Dive Brief:
- The National Institute of Standards and Technology has analyzed less than 1 in 10 vulnerabilities published in the National Vulnerability Database since mid-February, according to research VulnCheck released Thursday.
- As of May 19, 11,885 of the 12,720 vulnerabilities added to the NVD haven’t been analyzed or enriched with critical data, the report found.
- NIST analysis is missing from more than half of the known exploited vulnerabilities in VulnCheck’s catalog, the vulnerability research firm found. VulnCheck currently tracks twice as many actively exploited vulnerabilities as the Cybersecurity and Infrastructure Security Agency.
Dive Insight:
NIST scaled back the NVD program in mid-February amid a growing backlog and said it is prioritizing analysis of the most significant or actively exploited vulnerabilities.

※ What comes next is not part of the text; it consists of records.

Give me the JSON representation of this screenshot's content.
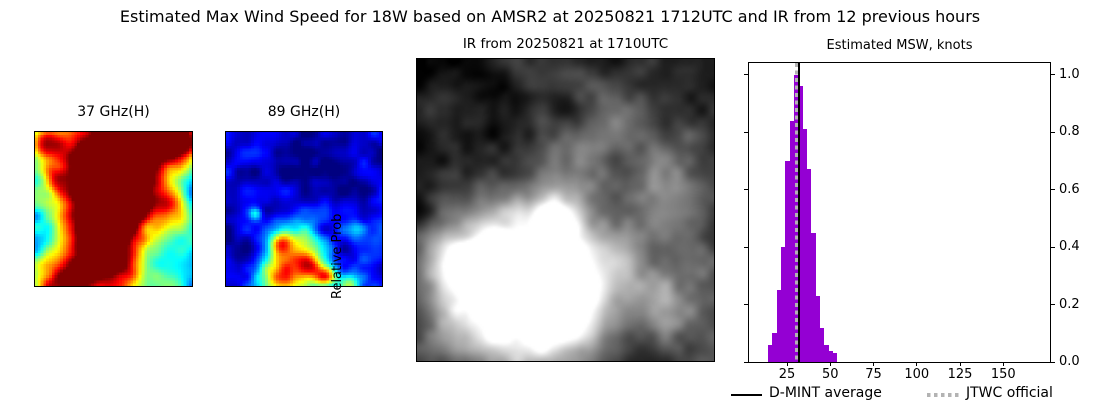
{
  "figure_title": "Estimated Max Wind Speed for 18W based on AMSR2 at 20250821 1712UTC and IR from 12 previous hours",
  "panels": {
    "amsr2_37ghz": {
      "title": "37 GHz(H)",
      "description": "AMSR2 37 GHz horizontally-polarized microwave image, jet colormap"
    },
    "amsr2_89ghz": {
      "title": "89 GHz(H)",
      "description": "AMSR2 89 GHz horizontally-polarized microwave image, jet colormap"
    },
    "ir": {
      "title": "IR from 20250821 at 1710UTC",
      "description": "Grayscale infrared satellite image with bright cold cloud mass lower center"
    }
  },
  "chart_data": {
    "type": "bar",
    "title": "Estimated MSW, knots",
    "xlabel": "",
    "ylabel": "Relative Prob",
    "bar_color": "#9400d3",
    "bin_edges": [
      14,
      16.5,
      19,
      21.5,
      24,
      26.5,
      29,
      31.5,
      34,
      36.5,
      39,
      41.5,
      44,
      46.5,
      49,
      51.5,
      54
    ],
    "values": [
      0.06,
      0.1,
      0.25,
      0.4,
      0.7,
      0.84,
      1.0,
      0.96,
      0.81,
      0.67,
      0.45,
      0.23,
      0.12,
      0.06,
      0.04,
      0.03
    ],
    "x_ticks": [
      25,
      50,
      75,
      100,
      125,
      150
    ],
    "y_ticks": [
      0.0,
      0.2,
      0.4,
      0.6,
      0.8,
      1.0
    ],
    "xlim": [
      3,
      177
    ],
    "ylim": [
      0,
      1.04
    ],
    "grid": false,
    "legend_position": "below-right",
    "vlines": [
      {
        "label": "D-MINT average",
        "x": 31.9,
        "color": "#000000",
        "style": "solid"
      },
      {
        "label": "JTWC official",
        "x": 30.2,
        "color": "#b3b3b3",
        "style": "dotted"
      }
    ]
  }
}
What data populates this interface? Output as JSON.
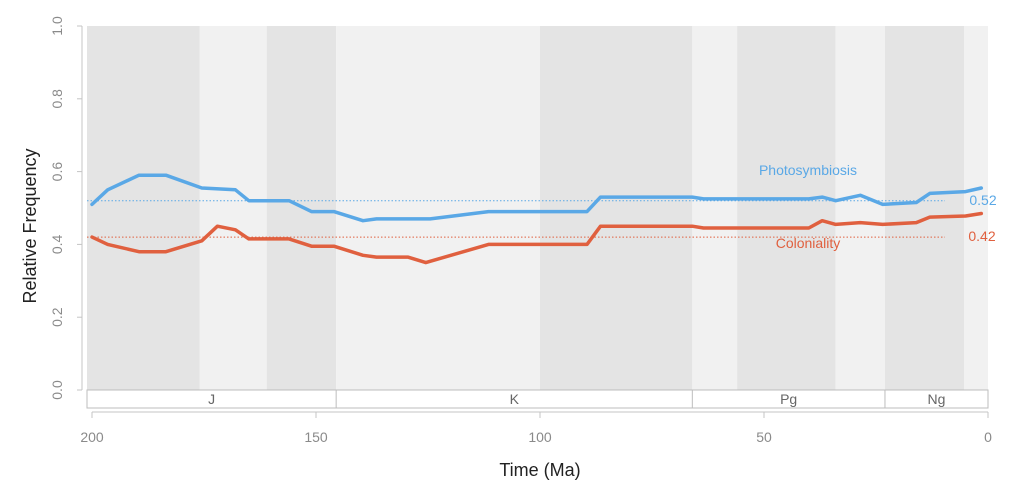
{
  "chart_data": {
    "type": "line",
    "xlabel": "Time (Ma)",
    "ylabel": "Relative Frequency",
    "xlim": [
      201.3,
      0
    ],
    "ylim": [
      0,
      1
    ],
    "x_ticks": [
      200,
      150,
      100,
      50,
      0
    ],
    "y_ticks": [
      "0.0",
      "0.2",
      "0.4",
      "0.6",
      "0.8",
      "1.0"
    ],
    "stage_bands": [
      {
        "start": 201.3,
        "end": 176,
        "shade": "dark"
      },
      {
        "start": 176,
        "end": 161,
        "shade": "light"
      },
      {
        "start": 161,
        "end": 145.5,
        "shade": "dark"
      },
      {
        "start": 145.5,
        "end": 100,
        "shade": "light"
      },
      {
        "start": 100,
        "end": 66,
        "shade": "dark"
      },
      {
        "start": 66,
        "end": 56,
        "shade": "light"
      },
      {
        "start": 56,
        "end": 34,
        "shade": "dark"
      },
      {
        "start": 34,
        "end": 23,
        "shade": "light"
      },
      {
        "start": 23,
        "end": 5.3,
        "shade": "dark"
      },
      {
        "start": 5.3,
        "end": 0,
        "shade": "light"
      }
    ],
    "periods": [
      {
        "label": "J",
        "start": 201.3,
        "end": 145.5
      },
      {
        "label": "K",
        "start": 145.5,
        "end": 66
      },
      {
        "label": "Pg",
        "start": 66,
        "end": 23
      },
      {
        "label": "Ng",
        "start": 23,
        "end": 0
      }
    ],
    "series": [
      {
        "name": "Photosymbiosis",
        "color": "#5aa8e6",
        "mean": 0.52,
        "mean_label": "0.52",
        "x": [
          200,
          196.5,
          189.5,
          183.5,
          175.5,
          168,
          165,
          156,
          151,
          146,
          139.5,
          136.5,
          127.5,
          124.5,
          111.5,
          89.5,
          86.5,
          66,
          63.5,
          40,
          37,
          34,
          28.5,
          23.5,
          16,
          13,
          5,
          1.5
        ],
        "y": [
          0.51,
          0.55,
          0.59,
          0.59,
          0.555,
          0.55,
          0.52,
          0.52,
          0.49,
          0.49,
          0.465,
          0.47,
          0.47,
          0.47,
          0.49,
          0.49,
          0.53,
          0.53,
          0.525,
          0.525,
          0.53,
          0.52,
          0.535,
          0.51,
          0.515,
          0.54,
          0.545,
          0.555
        ]
      },
      {
        "name": "Coloniality",
        "color": "#e0603f",
        "mean": 0.42,
        "mean_label": "0.42",
        "x": [
          200,
          196.5,
          189.5,
          183.5,
          175.5,
          172,
          168,
          165,
          156,
          151,
          146,
          139.5,
          136.5,
          129.5,
          125.5,
          111.5,
          89.5,
          86.5,
          66,
          63.5,
          40,
          37,
          34,
          28.5,
          23.5,
          16,
          13,
          5,
          1.5
        ],
        "y": [
          0.42,
          0.4,
          0.38,
          0.38,
          0.41,
          0.45,
          0.44,
          0.415,
          0.415,
          0.395,
          0.395,
          0.37,
          0.365,
          0.365,
          0.35,
          0.4,
          0.4,
          0.45,
          0.45,
          0.445,
          0.445,
          0.465,
          0.455,
          0.46,
          0.455,
          0.46,
          0.475,
          0.478,
          0.485
        ]
      }
    ]
  }
}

NIST did not answer questions about VulnCheck’s research by publication time.
VulnCheck’s research accentuates concerns cybersecurity experts shared about an analysis gap when NIST paused. The resource-constrained agency reported an all-time high of 33,137 vulnerability disclosures last year, and it was falling behind.
“NVD processed most vulnerabilities in a timely fashion before this slowdown,” Patrick Garrity, senior researcher at VulnCheck, said via email. “However, there are instances where the CVE numbering authority didn’t publish a vulnerability that had exploitation evidence.”
NIST has not yet analyzed known exploited vulnerabilities linked to Microsoft Windows, Adobe ColdFusion, Progress Flowmon, ChatGPT and other technology vendors, according to VulnCheck.
NIST’s pause on some of its NVD activities is also leaving many CVEs with unexamined proof-of-concept exploits More than 4 in 5 CVEs with a proof-of-concept exploit have not been analyzed by the NVD since the slowdown, according to VulnCheck.
“There are broad implications when it comes to the visibility of vulnerabilities that are not analyzed and processed by CVE,” Garrity said.
Many security tools, threat and risk scoring systems rely on NVD enrichment data, such as common platform enumerations and the CVSS. “This creates a cascading effect across the wider security community,” Garrity said.